Now he and his brothers were on their way to Vaughanlands. It was not yet half-past eight. It was characteristic of them that, though they were accustomed to a solid breakfast, they gave no thought to food when business such as this was on hand. They rode abreast, Nicholas and Ernest on dark bay geldings, Philip on a bright chestnut mare with a white blaze on her face. The two elder were dressed with care in London-made riding clothes. Ernest had placed a flower in his buttonhole, but had later taken it out as unsuitable to the occasion. Philip rode bareheaded, in his disreputable fishing suit. Keno trotted close to the heels of the mare.

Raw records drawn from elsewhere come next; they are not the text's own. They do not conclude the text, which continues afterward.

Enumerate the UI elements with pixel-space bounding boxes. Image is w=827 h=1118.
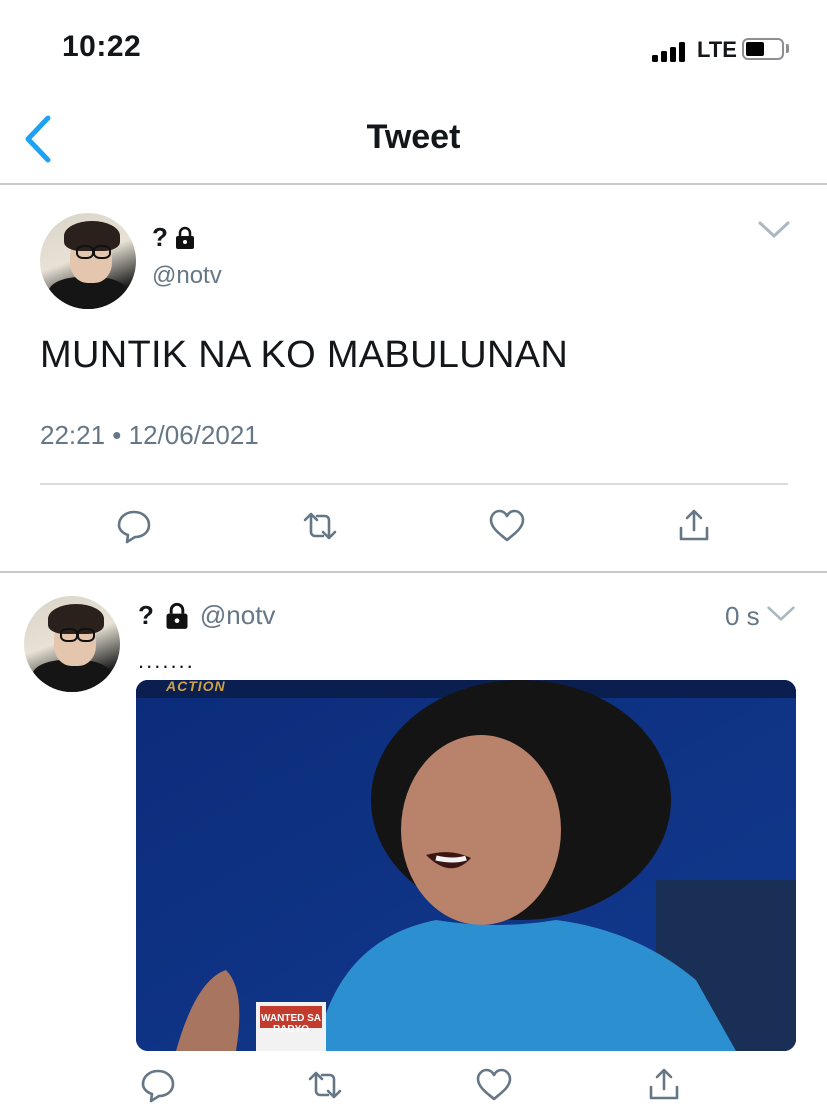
user-handle[interactable]: @notv [152,262,222,290]
tweet-text: MUNTIK NA KO MABULUNAN [40,334,569,376]
retweet-icon[interactable] [301,508,339,544]
share-icon[interactable] [675,508,713,544]
tweet-timestamp: 22:21 • 12/06/2021 [40,420,259,450]
like-icon[interactable] [475,1067,513,1103]
timestamp-divider [40,483,788,485]
lock-icon [175,226,194,249]
reply-user-row: ? @notv [138,600,275,631]
reply-text: ....... [138,648,195,673]
tweet-divider [0,571,827,573]
reply-time-ago: 0 s [725,601,760,631]
signal-icon [652,40,688,62]
reply-user-handle[interactable]: @notv [200,600,276,631]
reply-avatar[interactable] [24,596,120,692]
reply-icon[interactable] [115,508,153,544]
lock-icon [166,602,188,629]
share-icon[interactable] [645,1067,683,1103]
user-name-row: ? [152,222,196,253]
nav-divider [0,183,827,185]
display-name: ? [152,222,168,252]
like-icon[interactable] [488,508,526,544]
retweet-icon[interactable] [306,1067,344,1103]
status-time: 10:22 [62,30,142,63]
tweet-media-image[interactable]: ACTION WANTED SA RADYO [136,680,796,1051]
avatar[interactable] [40,213,136,309]
reply-display-name: ? [138,600,154,630]
battery-tip [786,44,789,53]
battery-icon [742,38,784,60]
chevron-down-icon[interactable] [766,604,796,624]
media-sign-text: WANTED SA RADYO [261,1013,321,1035]
reply-icon[interactable] [139,1067,177,1103]
network-label: LTE [697,37,737,62]
chevron-down-icon[interactable] [757,219,791,241]
page-title: Tweet [366,118,461,156]
media-overlay-label: ACTION [166,680,226,694]
media-scene [136,680,796,1051]
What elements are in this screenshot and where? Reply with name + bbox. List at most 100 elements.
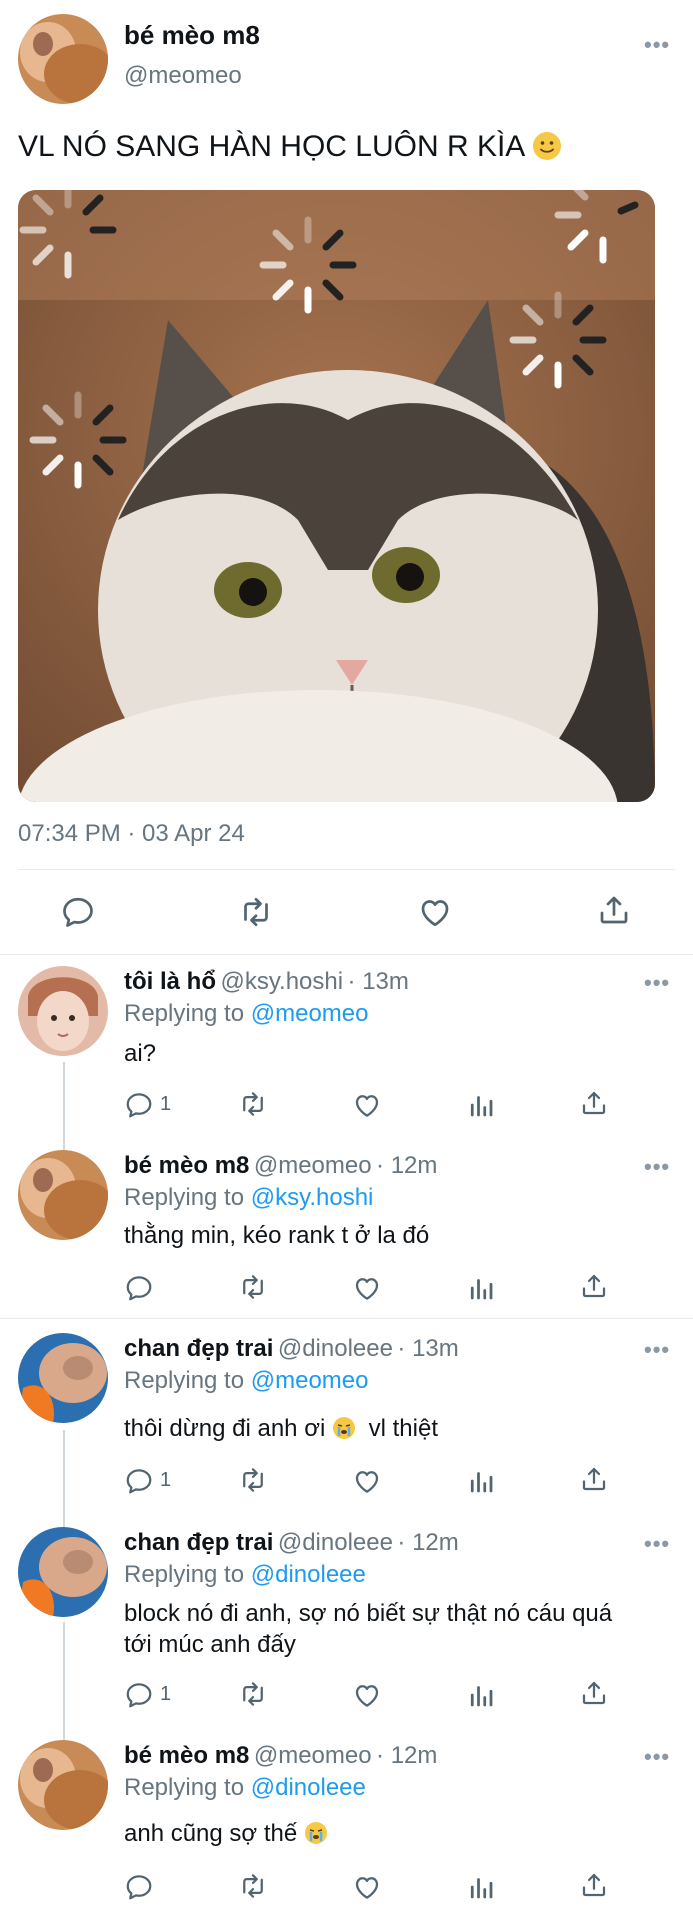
reply-3-retweet-icon[interactable]	[236, 1465, 270, 1495]
reply-5-analytics-icon[interactable]	[466, 1872, 496, 1902]
reply-3-avatar[interactable]	[18, 1333, 108, 1423]
reply-4-retweet-icon[interactable]	[236, 1679, 270, 1709]
reply-3-replying: Replying to @meomeo	[124, 1367, 369, 1395]
main-reply-icon[interactable]	[60, 894, 96, 930]
reply-2-like-icon[interactable]	[352, 1273, 382, 1303]
reply-2-avatar[interactable]	[18, 1150, 108, 1240]
section-divider	[0, 954, 693, 955]
main-handle[interactable]: @meomeo	[124, 62, 242, 90]
reply-4-replying-prefix: Replying to	[124, 1561, 245, 1588]
reply-1-replying-to[interactable]: @meomeo	[251, 1000, 369, 1027]
reply-5-retweet-icon[interactable]	[236, 1871, 270, 1901]
reply-1-reply-count: 1	[160, 1093, 172, 1115]
reply-1-share-icon[interactable]	[579, 1088, 609, 1118]
reply-1-more-icon[interactable]: •••	[644, 970, 670, 996]
thread-line	[63, 1622, 65, 1740]
reply-2-handle[interactable]: @meomeo	[254, 1152, 372, 1179]
reply-1-handle[interactable]: @ksy.hoshi	[220, 968, 343, 995]
reply-4-like-icon[interactable]	[352, 1680, 382, 1710]
reply-5-share-icon[interactable]	[579, 1870, 609, 1900]
reply-1-avatar[interactable]	[18, 966, 108, 1056]
reply-1-replying: Replying to @meomeo	[124, 1000, 369, 1028]
reply-3-text-content: thôi dừng đi anh ơi	[124, 1415, 326, 1442]
reply-3-time: · 13m	[397, 1335, 459, 1362]
reply-3-share-icon[interactable]	[579, 1464, 609, 1494]
reply-2-replying-to[interactable]: @ksy.hoshi	[251, 1184, 374, 1211]
reply-1-like-icon[interactable]	[352, 1090, 382, 1120]
reply-3-text: thôi dừng đi anh ơi vl thiệt	[124, 1415, 438, 1443]
thread-line	[63, 1062, 65, 1160]
main-tweet-image[interactable]	[18, 190, 655, 802]
main-tweet-text: VL NÓ SANG HÀN HỌC LUÔN R KÌA	[18, 130, 562, 164]
reply-5-replying-prefix: Replying to	[124, 1774, 245, 1801]
reply-5-more-icon[interactable]: •••	[644, 1744, 670, 1770]
reply-3-like-icon[interactable]	[352, 1466, 382, 1496]
main-divider	[18, 869, 675, 870]
reply-5-display-name[interactable]: bé mèo m8	[124, 1742, 249, 1769]
reply-1-reply-icon[interactable]	[124, 1090, 154, 1120]
reply-1-header: tôi là hổ @ksy.hoshi · 13m	[124, 968, 409, 996]
reply-4-text-line2: tới múc anh đấy	[124, 1631, 296, 1658]
thread-line	[63, 1430, 65, 1528]
reply-3-more-icon[interactable]: •••	[644, 1337, 670, 1363]
reply-1-analytics-icon[interactable]	[466, 1090, 496, 1120]
reply-1-replying-prefix: Replying to	[124, 1000, 245, 1027]
reply-1-time: · 13m	[347, 968, 409, 995]
reply-2-display-name[interactable]: bé mèo m8	[124, 1152, 249, 1179]
reply-3-handle[interactable]: @dinoleee	[278, 1335, 393, 1362]
reply-1-display-name[interactable]: tôi là hổ	[124, 968, 216, 995]
reply-4-time: · 12m	[397, 1529, 459, 1556]
main-avatar[interactable]	[18, 14, 108, 104]
reply-1-retweet-icon[interactable]	[236, 1089, 270, 1119]
reply-2-text: thằng min, kéo rank t ở la đó	[124, 1222, 430, 1249]
reply-5-text-content: anh cũng sợ thế	[124, 1820, 298, 1847]
reply-3-reply-count: 1	[160, 1469, 172, 1491]
main-more-icon[interactable]: •••	[644, 32, 670, 58]
reply-3-replying-to[interactable]: @meomeo	[251, 1367, 369, 1394]
reply-5-avatar[interactable]	[18, 1740, 108, 1830]
reply-4-analytics-icon[interactable]	[466, 1680, 496, 1710]
reply-2-retweet-icon[interactable]	[236, 1272, 270, 1302]
reply-4-share-icon[interactable]	[579, 1678, 609, 1708]
reply-2-share-icon[interactable]	[579, 1271, 609, 1301]
main-display-name[interactable]: bé mèo m8	[124, 20, 260, 51]
smile-emoji	[532, 131, 562, 161]
reply-5-text: anh cũng sợ thế	[124, 1820, 328, 1848]
reply-2-analytics-icon[interactable]	[466, 1273, 496, 1303]
reply-2-time: · 12m	[376, 1152, 438, 1179]
reply-5-replying-to[interactable]: @dinoleee	[251, 1774, 366, 1801]
main-like-icon[interactable]	[417, 894, 453, 930]
reply-4-replying-to[interactable]: @dinoleee	[251, 1561, 366, 1588]
reply-4-header: chan đẹp trai @dinoleee · 12m	[124, 1529, 459, 1557]
reply-5-like-icon[interactable]	[352, 1872, 382, 1902]
reply-4-reply-count: 1	[160, 1683, 172, 1705]
section-divider	[0, 1318, 693, 1319]
main-share-icon[interactable]	[596, 892, 632, 928]
reply-5-handle[interactable]: @meomeo	[254, 1742, 372, 1769]
reply-3-display-name[interactable]: chan đẹp trai	[124, 1335, 273, 1362]
reply-3-reply-icon[interactable]	[124, 1466, 154, 1496]
reply-2-replying-prefix: Replying to	[124, 1184, 245, 1211]
reply-3-text-after: vl thiệt	[368, 1415, 438, 1442]
main-timestamp[interactable]: 07:34 PM · 03 Apr 24	[18, 820, 245, 848]
reply-1-text: ai?	[124, 1040, 157, 1067]
main-tweet-text-content: VL NÓ SANG HÀN HỌC LUÔN R KÌA	[18, 130, 524, 163]
reply-5-time: · 12m	[376, 1742, 438, 1769]
reply-2-reply-icon[interactable]	[124, 1273, 154, 1303]
reply-5-replying: Replying to @dinoleee	[124, 1774, 366, 1802]
reply-4-replying: Replying to @dinoleee	[124, 1561, 366, 1589]
main-retweet-icon[interactable]	[236, 894, 276, 930]
reply-4-text-line1: block nó đi anh, sợ nó biết sự thật nó c…	[124, 1600, 613, 1627]
reply-2-replying: Replying to @ksy.hoshi	[124, 1184, 373, 1212]
reply-4-avatar[interactable]	[18, 1527, 108, 1617]
reply-5-reply-icon[interactable]	[124, 1872, 154, 1902]
reply-2-more-icon[interactable]: •••	[644, 1154, 670, 1180]
reply-2-header: bé mèo m8 @meomeo · 12m	[124, 1152, 437, 1180]
reply-4-handle[interactable]: @dinoleee	[278, 1529, 393, 1556]
reply-4-more-icon[interactable]: •••	[644, 1531, 670, 1557]
reply-3-analytics-icon[interactable]	[466, 1466, 496, 1496]
reply-4-reply-icon[interactable]	[124, 1680, 154, 1710]
reply-4-display-name[interactable]: chan đẹp trai	[124, 1529, 273, 1556]
reply-3-replying-prefix: Replying to	[124, 1367, 245, 1394]
reply-3-header: chan đẹp trai @dinoleee · 13m	[124, 1335, 459, 1363]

Robert Vaughan saw the three horsemen approach along his drive. They rode abreast and the sleek flanks of their horses now and again touched, giving the animals that sense of companionship they loved. Robert Vaughan looked out on them as one of his ancestors may have looked from his bleak house on the Welsh borders at a band of galloping marauders. But he came to meet them with a firm step.

In the dining room, where an untouched breakfast was laid, Philip broke out: —

“Well, this is a hell of a mess your son has got into! By God, I’d like to have brought a horsewhip with me!”

“I don’t wonder you are upset,” said Robert Vaughan. “It has been a terrible blow to me.”

“Upset!” exclaimed Nicholas. “Upset! That’s putting it mildly.”

“How did you find it out?”

“That worm Binns told me,” answered Philip. “You didn’t expect him to hold his tongue, did you?”

“Where escapades materialize into squalling infants, they can’t be concealed,” said Ernest. “The whole affair is a dreadful insult to my niece.”

Philip added loudly — “Yes — an insult to Meggie! Where is he? I must see him!”

“He has gone off to the wood,” said Robert Vaughan. “He is completely crushed, poor boy!”

“Poor boy!” shouted Philip. “What about my poor girl?”

“Yes,” growled Nicholas. “what about her? She’s shamed before the countryside. An innocent young girl — and a Whiteoak.”

He had added fuel to the flame.

Ernest’s voice was thick with rage when he said: —

“Not a woman of our family was ever treated like this before. Maurice has behaved like a scoundrel.”

“I know it. I know it,” Robert Vaughan agreed distractedly. “But you know what a loose girl can do with a young man.”

“If he is weak enough,” said Nicholas.

“Where were your eyes?” demanded Philip. “The trouble is that you have utterly spoiled Maurice.”

“Do you know everything your son does?” asked Robert Vaughan, goaded to anger.

“I’d like to see him make a mother of a village girl and get away with it! If he did what Maurice has done I’d break every bone in his body!”

“Oh, no, you wouldn’t! You’d —”

“You say I lie?”

“No, no, but —”

“If my son, I repeat —”

“But listen, Philip —”

Ernest put in — “Mr. Vaughan expects us to be calm.”

“Picture yourself in our place,” said Nicholas.

“How can he?” exclaimed Philip. “He has no daughter!”

“No niece,” added Ernest.

“He has a son,” said Nicholas, “who has ruined Meggie’s life. Humiliated us all.”

Robert Vaughan looked about to faint again.

“Is there no possibility,” he asked, “of hiding this from Meg? A home can be found for the child at a safe distance from here. Maurice tells me Elvira and her aunt have given up their cottage and are going to relations somewhere.”

“I’ll wager,” said Nicholas, “that the woman is the girl’s mother and no aunt. I’ve heard things about her.”

Philip moved to Robert Vaughan’s side. “Do you imagine,” he said, “that I will let my young daughter marry a man who has made a mother of a village slut?”

“If my father were living,” declared Ernest, “nothing short of a horsewhipping for Maurice would have satisfied him.”

Philip turned a dark red. “Fetch the boy in here! I have something to say to him!”

They raged about Robert Vaughan, they in their prime, he beginning to feel the weight of his years, till he staggered and took hold of the back of a chair to steady himself. He managed to say: —

“I’m afraid I can’t talk any longer about it. It’s been a terrible morning. If it’s all over — if nothing can be done — but — I can’t stand any more.” He looked ghastly.

“If only Noah Binns did not know of it!” said Ernest.

“We could never hush it up,” said Nicholas, “Not with the servants here in the secret.”